Microstructure and diffusion behavior in the multilayered oxides formed on a Co–W electroplated ferritic stainless steel followed by oxidation treatment

Abstract

Numerous attempts have been made to improve the oxidation resistance and electrical conductivity of the interconnectors in solid oxide fuel cells. A Co–W alloy coating on ferritic stainless steel has attracted attention because the Co–W oxide layer formed by the oxidation treatment of the Co–W alloy coating has proven effective in reducing the outward diffusion of Cr and improving oxidation resistance.

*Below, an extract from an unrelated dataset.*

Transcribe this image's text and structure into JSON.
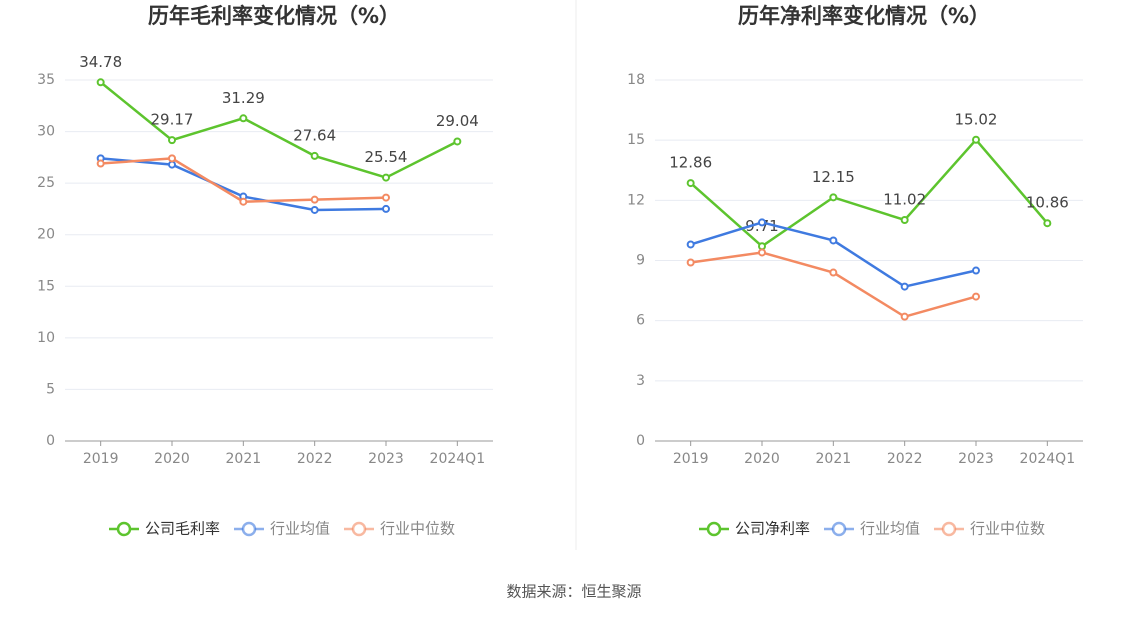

This study was designed to elucidate the diffusion behavior of elements and the barrier mechanism of the CoWO4 layer. After oxidation in air at 750°C, a dense, multilayered oxide formed, comprising (from the stainless steel substrate to the outer layer) Cr2O3, (Cr,Fe,Co)3O4, CoWO4, (Co,Fe)3O4, and Co3O4 layers. The CoWO4 layer and neighboring oxide layers were carefully analyzed by scanning electron microscopy and transmission electron microscopy with electron energy-loss spectroscopy, confirming the absence of trivalent cations (Co3+, Fe3+, and Cr3+) and the presence of Fe2+ ions in the CoWO4 layer; thus, CoWO4 functions as a selective diffusion barrier to trivalent cations, as hypothesized. The Cr-containing oxide layer grows based on the reaction between the metallic cations from the substrate and the inward-diffusing oxide ions, whereas Fe and Co can diffuse outward through CoWO4 as Fe2+ and Co2+ ions.